Due to their insolubility in aqueous solutions such as plasma, fatty acids require binding to transport proteins such as albumin. Albumin binding of these biomolecules has been extensively studied through the decades via modeling of organic dyes, anionic detergents, fluorinated/spin-labeled derivatives, and more recently by direct (13)C-labeled fatty acid binding to albumin (Spector 1975; Simard J 2006). Cumulatively, albumin contains at least seven independent intermediate to high affinity fatty acid binding sites that are spread throughout the molecule with an additional 20 low affinity binding sites (Vusse 2009). Studies utilizing NMR to detect (13)C-carboxyl labeled palmitate binding to human serum albumin was able to further delineate fatty acid preferential binding in that sites 2, 4, and 5 exhibited higher affinity while sites 1, 3, 6, and 7 exhibited lower fatty acid affinity (Simard J 2006). This difference in binding affinity is due to the shape of the binding sites in that the aliphatic chain of the fatty acid molecule is almost completely enclosed in higher affinity sites (Vusse 2009). Interestingly, these intermediate to high affinity sites are also known to overlap with binding sites for drugs and other endogenous compounds (Simard J 2006).

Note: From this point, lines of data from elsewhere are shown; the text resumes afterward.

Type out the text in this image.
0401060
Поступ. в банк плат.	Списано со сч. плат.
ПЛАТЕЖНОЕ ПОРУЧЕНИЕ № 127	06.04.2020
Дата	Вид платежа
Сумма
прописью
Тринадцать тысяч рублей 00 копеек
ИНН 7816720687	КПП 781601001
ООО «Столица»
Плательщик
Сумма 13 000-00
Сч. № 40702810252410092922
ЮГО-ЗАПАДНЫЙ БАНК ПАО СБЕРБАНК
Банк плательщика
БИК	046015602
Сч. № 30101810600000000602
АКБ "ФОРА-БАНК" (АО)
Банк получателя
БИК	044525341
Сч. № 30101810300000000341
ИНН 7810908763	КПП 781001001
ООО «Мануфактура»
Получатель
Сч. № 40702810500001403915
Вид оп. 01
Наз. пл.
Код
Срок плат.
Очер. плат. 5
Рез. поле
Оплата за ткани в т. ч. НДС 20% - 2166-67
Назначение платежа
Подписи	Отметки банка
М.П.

Fatty acids bind these albumin sites primarily by hydrophobic binding via the hydrocarbon groups that appear to extend along the entire fatty acid chain length. Indeed, primary association constants of binding increases with carbon chain length (Otagiri M 2009). Other modeling has indicated that electrostatic or hydrogen bonding interactions involving the carboxylate group also occur, albeit are less critical than hydrophobic interactions (Spector 1975). Cumulatively, albumin can carry up to a total amount of 1-2 molar equivalents of fatty acids (Ishima Y 2008).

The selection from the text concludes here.